First up, CIGARETTE GIRL. In a near-future hellscape, smokers are restricted to the "smoking section" slums of all big cities. There, in the Vice(roy) club, works Cigarette Girl. She sells cigarettes, but is in trouble for a) selling cigarettes at a discount on the sly, thereby undercutting her boss Ace, b) stealing the company car to drive her ailing grandma (dying of emphysema) to the hospital, and c) not coming in to work or returning the car for three days because she was taking care of her grandma. So Ace sends Hatcheck Girl and Johnny Valet after her and hires a punk runaway to replace her. Cigarette Girl quits smoking, borrows her grandma's gun for protection, and goes on a bit of a rampage. Quitting is tough on everybody. Oh yeah, and she's haunted by her former lover Cowboy, the representative of her previous cigarette brand, in a pretty unsubtle depiction of the ghost of addiction. The film is mostly good, crazy fun, although some of the execution is a bit sub-par, even for an Indie film. The acting is pretty cheesy and the pacing is surprisingly slow for what should be a more balls-to-the-walls cult action flick.By the way, director John Michael McCarthy is an oooold Indiefest alum. Like, his movies played at Indiefest before my time (pre-2002).

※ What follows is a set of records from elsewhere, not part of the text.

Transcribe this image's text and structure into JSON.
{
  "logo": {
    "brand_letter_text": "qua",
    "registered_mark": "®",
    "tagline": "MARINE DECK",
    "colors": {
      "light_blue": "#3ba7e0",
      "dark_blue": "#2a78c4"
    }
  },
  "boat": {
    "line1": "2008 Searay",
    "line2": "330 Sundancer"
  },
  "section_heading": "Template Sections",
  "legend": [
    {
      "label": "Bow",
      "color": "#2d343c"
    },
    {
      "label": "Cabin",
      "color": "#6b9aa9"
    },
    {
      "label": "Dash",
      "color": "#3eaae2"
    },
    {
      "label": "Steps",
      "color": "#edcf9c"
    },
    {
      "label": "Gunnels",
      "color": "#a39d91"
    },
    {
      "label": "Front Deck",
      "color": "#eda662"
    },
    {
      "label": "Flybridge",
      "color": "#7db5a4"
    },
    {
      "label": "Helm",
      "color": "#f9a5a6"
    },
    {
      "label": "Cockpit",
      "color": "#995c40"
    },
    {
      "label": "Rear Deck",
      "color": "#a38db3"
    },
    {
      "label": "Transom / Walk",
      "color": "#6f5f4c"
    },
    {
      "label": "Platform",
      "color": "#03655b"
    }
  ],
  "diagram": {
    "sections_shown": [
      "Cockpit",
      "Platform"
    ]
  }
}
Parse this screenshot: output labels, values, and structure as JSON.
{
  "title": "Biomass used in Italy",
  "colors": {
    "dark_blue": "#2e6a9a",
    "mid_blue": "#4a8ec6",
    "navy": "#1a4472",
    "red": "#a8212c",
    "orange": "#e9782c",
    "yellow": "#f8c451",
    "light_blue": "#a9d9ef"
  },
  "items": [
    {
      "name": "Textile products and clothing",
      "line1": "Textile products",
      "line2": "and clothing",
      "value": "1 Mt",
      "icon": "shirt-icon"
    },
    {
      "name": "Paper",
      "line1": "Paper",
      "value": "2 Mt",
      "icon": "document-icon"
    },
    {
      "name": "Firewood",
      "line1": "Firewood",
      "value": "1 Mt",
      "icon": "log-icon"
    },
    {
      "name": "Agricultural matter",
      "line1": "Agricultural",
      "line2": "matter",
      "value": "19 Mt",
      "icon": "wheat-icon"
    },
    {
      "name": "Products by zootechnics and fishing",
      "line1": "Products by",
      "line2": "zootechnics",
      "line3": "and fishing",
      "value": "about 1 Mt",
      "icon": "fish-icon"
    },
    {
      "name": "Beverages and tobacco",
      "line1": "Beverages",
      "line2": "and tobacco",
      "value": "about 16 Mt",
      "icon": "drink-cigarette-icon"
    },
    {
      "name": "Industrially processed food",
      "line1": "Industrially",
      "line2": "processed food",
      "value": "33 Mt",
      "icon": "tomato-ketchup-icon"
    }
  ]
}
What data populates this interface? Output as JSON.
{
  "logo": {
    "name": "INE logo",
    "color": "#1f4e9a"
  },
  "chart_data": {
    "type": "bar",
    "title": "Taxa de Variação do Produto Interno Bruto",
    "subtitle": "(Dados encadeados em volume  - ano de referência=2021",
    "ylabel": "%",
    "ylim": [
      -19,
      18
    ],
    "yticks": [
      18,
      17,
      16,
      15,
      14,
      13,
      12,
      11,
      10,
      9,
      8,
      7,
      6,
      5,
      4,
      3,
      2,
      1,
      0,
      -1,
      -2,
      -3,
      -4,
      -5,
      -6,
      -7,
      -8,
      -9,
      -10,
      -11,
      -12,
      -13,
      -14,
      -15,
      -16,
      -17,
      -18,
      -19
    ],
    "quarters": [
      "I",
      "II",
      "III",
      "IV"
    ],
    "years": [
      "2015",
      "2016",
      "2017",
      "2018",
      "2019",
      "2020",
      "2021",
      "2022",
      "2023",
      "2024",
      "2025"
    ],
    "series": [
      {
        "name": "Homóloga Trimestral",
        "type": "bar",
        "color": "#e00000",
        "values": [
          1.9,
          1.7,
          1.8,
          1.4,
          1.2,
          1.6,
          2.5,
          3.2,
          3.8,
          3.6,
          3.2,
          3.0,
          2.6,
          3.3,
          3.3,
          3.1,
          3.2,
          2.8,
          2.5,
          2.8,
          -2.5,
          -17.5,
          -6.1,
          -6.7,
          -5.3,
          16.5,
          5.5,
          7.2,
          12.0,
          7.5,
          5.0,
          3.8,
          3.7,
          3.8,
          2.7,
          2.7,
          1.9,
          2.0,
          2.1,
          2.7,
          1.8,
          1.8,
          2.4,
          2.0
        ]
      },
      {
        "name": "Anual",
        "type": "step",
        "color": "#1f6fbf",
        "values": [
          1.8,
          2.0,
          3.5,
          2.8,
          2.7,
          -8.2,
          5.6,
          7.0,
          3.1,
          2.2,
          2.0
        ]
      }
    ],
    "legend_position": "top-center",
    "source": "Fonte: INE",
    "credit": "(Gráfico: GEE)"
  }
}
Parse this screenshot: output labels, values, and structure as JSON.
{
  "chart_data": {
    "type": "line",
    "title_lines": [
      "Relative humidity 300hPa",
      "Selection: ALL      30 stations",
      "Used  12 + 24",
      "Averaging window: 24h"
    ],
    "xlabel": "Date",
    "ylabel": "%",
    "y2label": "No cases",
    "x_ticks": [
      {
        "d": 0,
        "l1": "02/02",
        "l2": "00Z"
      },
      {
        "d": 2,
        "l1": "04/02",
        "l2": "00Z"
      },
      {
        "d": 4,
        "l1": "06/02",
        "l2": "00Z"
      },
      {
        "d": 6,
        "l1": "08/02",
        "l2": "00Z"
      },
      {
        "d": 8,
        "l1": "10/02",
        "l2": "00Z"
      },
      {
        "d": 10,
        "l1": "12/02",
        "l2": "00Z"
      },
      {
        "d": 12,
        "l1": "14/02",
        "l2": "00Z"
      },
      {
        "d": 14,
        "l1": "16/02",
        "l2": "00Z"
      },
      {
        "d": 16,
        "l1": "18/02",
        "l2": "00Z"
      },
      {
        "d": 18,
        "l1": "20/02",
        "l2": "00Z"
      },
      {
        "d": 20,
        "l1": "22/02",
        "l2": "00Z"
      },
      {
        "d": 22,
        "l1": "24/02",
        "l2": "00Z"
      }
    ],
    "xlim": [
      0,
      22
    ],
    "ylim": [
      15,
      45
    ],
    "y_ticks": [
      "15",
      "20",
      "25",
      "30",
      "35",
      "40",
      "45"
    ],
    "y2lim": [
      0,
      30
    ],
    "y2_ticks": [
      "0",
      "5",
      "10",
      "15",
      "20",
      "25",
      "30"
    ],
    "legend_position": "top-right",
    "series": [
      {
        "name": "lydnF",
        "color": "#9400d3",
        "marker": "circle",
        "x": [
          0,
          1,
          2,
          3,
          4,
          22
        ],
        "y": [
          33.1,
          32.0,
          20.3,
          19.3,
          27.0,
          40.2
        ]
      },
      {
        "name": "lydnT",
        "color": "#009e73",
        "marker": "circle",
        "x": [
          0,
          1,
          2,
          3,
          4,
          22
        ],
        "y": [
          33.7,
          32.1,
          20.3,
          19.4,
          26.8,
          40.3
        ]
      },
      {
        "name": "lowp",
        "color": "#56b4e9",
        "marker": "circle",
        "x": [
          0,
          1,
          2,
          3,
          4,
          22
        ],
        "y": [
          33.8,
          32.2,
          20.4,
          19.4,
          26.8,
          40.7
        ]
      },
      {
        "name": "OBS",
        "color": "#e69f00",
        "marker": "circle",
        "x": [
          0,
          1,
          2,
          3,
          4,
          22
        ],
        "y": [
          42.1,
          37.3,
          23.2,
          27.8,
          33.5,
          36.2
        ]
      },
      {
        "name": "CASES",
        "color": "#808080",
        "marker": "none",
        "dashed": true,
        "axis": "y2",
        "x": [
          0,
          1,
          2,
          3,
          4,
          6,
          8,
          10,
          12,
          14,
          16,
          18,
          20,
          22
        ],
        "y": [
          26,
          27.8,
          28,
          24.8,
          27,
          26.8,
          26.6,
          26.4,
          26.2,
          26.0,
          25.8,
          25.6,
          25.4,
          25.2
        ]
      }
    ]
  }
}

The next film was also by an Indiefest alum, Sean Garrity was here in 2003(?) With INerTia, which I did see..twice--in both Indiefest and Cinequest. Funny story of love, trust, infidelity, and water supply. And very different from his new film.He's back with a much darker and much more independent (he introduced himself as "the entire crew") ZOOEY & ADAM. Zooey and Adam are trying to have a baby. So the try in bed, in the car, and on a camping trip by a lake outside of Winnipeg (their hometown). There, they are attacked and she is raped. The scene is not graphic, it's in the dark so you mostly see flashlights and hear screams. But soon after they find she's pregnant. And she doesn't want to know if it's Adam's or the rapist's. But she's keeping it either way. (By the way, this is apparently a source of some controversy, like keeping a baby conceived by rape is anti-feminist. According to Garrity, almost half of the women in her situation do keep it). Well, although she was far more violated in the attack, Adam is the one who can't let it go. He tries to get a DNA test. He looks into "his" son's face trying to see either his own face or the attacker's. When their son starts acting out in day care, he takes it as evidence that he was "born bad". And it really feels weird to say it, but she treats him really, really bad about it. She keeps him from seeing the results of the DNA test, she gives him no sympathy (understandable that she went through the greater trauma), and it all leads to a pretty dramatic and traumatic ending.